Bölüm 13: Kutsal Buz Silahı

36 9 0
                                    

"Onu oraya tek başına göndermenin gerçekten güvenli olup olmadığından emin değilim. Liderlerinin ne kadar güçlü olduğunu bilmiyoruz." dedi orta yaşlı adam çalıların arasından yürürlerken. Kasuur başını çevirdi ve şüpheli bir şekilde onun gözlerine baktı.

"Madem güçlerinden emin değilsiniz neden onu gönderdiniz? Eminim daha güçlü bir uzmanınız vardı."

Orta yaşlı adam bu sözlere karşı bir şey söylemedi ve çalıların arasından yürümeye devam etti.

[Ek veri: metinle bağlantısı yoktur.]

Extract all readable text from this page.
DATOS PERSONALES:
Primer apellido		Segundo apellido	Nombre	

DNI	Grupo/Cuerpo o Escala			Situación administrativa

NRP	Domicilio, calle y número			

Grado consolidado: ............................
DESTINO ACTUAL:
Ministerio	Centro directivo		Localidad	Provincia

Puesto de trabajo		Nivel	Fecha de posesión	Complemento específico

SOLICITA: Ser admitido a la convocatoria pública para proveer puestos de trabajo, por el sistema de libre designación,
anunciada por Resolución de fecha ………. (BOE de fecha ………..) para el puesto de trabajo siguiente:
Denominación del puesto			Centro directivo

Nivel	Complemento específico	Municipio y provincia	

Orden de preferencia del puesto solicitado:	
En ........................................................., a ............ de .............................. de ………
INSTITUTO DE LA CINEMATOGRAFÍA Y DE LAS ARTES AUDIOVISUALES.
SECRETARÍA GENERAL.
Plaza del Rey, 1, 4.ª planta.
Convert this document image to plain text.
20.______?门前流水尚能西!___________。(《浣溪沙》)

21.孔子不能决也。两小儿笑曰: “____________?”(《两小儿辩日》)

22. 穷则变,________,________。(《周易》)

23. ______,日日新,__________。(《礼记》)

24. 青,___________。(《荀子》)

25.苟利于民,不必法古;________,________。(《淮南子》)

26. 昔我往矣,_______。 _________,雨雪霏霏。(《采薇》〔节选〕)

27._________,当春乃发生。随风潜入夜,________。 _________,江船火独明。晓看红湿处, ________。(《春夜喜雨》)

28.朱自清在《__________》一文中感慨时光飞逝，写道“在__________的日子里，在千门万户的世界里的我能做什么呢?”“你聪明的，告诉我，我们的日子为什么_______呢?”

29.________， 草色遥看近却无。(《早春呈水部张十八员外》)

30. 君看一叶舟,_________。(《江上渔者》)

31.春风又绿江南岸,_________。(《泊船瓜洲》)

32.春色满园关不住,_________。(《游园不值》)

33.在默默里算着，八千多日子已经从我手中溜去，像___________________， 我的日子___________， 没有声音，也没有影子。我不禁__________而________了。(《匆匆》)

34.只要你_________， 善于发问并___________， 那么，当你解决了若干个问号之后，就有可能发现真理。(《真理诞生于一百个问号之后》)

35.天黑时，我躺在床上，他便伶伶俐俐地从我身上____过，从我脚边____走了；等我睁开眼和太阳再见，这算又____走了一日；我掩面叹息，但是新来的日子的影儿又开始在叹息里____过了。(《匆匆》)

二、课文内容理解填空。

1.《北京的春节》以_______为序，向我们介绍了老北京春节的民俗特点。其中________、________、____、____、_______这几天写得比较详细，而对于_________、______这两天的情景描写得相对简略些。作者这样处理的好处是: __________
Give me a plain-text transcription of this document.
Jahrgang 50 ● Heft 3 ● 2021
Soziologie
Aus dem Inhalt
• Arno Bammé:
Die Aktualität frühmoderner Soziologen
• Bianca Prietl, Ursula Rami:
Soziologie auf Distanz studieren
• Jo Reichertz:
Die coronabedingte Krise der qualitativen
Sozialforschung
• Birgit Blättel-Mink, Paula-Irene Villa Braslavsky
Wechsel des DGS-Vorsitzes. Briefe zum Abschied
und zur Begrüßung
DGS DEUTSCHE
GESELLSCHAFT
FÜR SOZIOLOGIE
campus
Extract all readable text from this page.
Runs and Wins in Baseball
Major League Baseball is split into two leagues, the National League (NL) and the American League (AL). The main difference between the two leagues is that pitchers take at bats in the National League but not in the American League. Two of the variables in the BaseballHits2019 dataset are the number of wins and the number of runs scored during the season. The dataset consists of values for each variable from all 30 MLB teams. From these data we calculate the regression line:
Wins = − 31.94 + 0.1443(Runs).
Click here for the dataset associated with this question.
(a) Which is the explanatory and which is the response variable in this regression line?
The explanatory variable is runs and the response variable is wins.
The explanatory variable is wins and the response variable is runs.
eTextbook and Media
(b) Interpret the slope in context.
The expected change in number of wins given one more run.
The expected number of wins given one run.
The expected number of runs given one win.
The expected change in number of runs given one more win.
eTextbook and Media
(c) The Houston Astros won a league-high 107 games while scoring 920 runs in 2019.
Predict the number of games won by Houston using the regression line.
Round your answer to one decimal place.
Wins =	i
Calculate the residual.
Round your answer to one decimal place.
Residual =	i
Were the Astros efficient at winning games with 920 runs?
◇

Mais de yüzündeki ifadeyi koruyordu. Bu durumda Kasuur'un söyleyecek bir şeyi de yoktu.

" Bir planım var. Dediklerimi yapın, geride kalın ve kaçmayı başaran birisi olursa öldürün. Gerisini ben halledeceğim. "

Mais'in aniden gelen sesi ile herkes onun olduğu yöne doğru döndü fakat Mais artık orada değildi. Çalıların arasından değneğini sallayarak ilerledi ve sonunda açıklığa ulaştı. 100 metre kadar hareket etmişti. Diğerleri bu kadar uzakta hedeflerinin olduğunu bile fark etmemişti. Fakat Mais fark etmişti.

Çünkü Mais kördü. Gelişim yaparken gözlerine gitmesi gereken enerji artık diğer organlarına dağılıyordu. Bu yüzden 10. aşama Başlangıç aleminden bu yana yaptığı bütün gelişim onun kulaklarının eşit gelişimcilerden daha iyi hale getirmişti. Bu sayede barbarların işgal ettikleri köyde parti yaptıklarını duyabiliyordu.

Kasaba lideri buranın bol alana sahip olduğunu bizzat düşünmüş ve buraya bir köy kurulmasına karar vermişti. Kim aslında köyün barbarların evine bu kadar yakın olacağını bilebilirdi ki?

Sakallı ve kirli bir çok barbar vardı. Kanlı bedenler bir o yana bir bu yana savruluyordu. Kanlı bölgedeki en dikkat çekici şey ise en azından 80 metre derinliğinde olan uçurumdu. Buraya düşen bir Temel Kurma Alemi uzmanı bile hayatta kalamazdı. Kasaba liderinin en büyük tereddütü burasıydı. Bir uçurumun yanı başına köy kurmak sorunlu olabilirdi. Zaten yüksek rütbeli biri değildi ve şehire gitmek için fırsatlar arıyordu. Böyle bir hata bütün hayatını burada geçirmesine sebep olabilirdi.

Fakat uçurum hiçbir şey yapmamıştı. Barbarlar bütün köylüleri öldürmüştü. Tıpkı Hokka köyünde yaptıkları gibi.

"Hmmm? Şu da ne?"

Onlara doğru yaklaşan figürü gören barbarlar aniden toplanmaya karar verdi. Her biri silahlarını ellerine saniyeler içerisinde aldı. Aralarında bir çok gelişimci de vardı. Bazıları çok güçlüydü.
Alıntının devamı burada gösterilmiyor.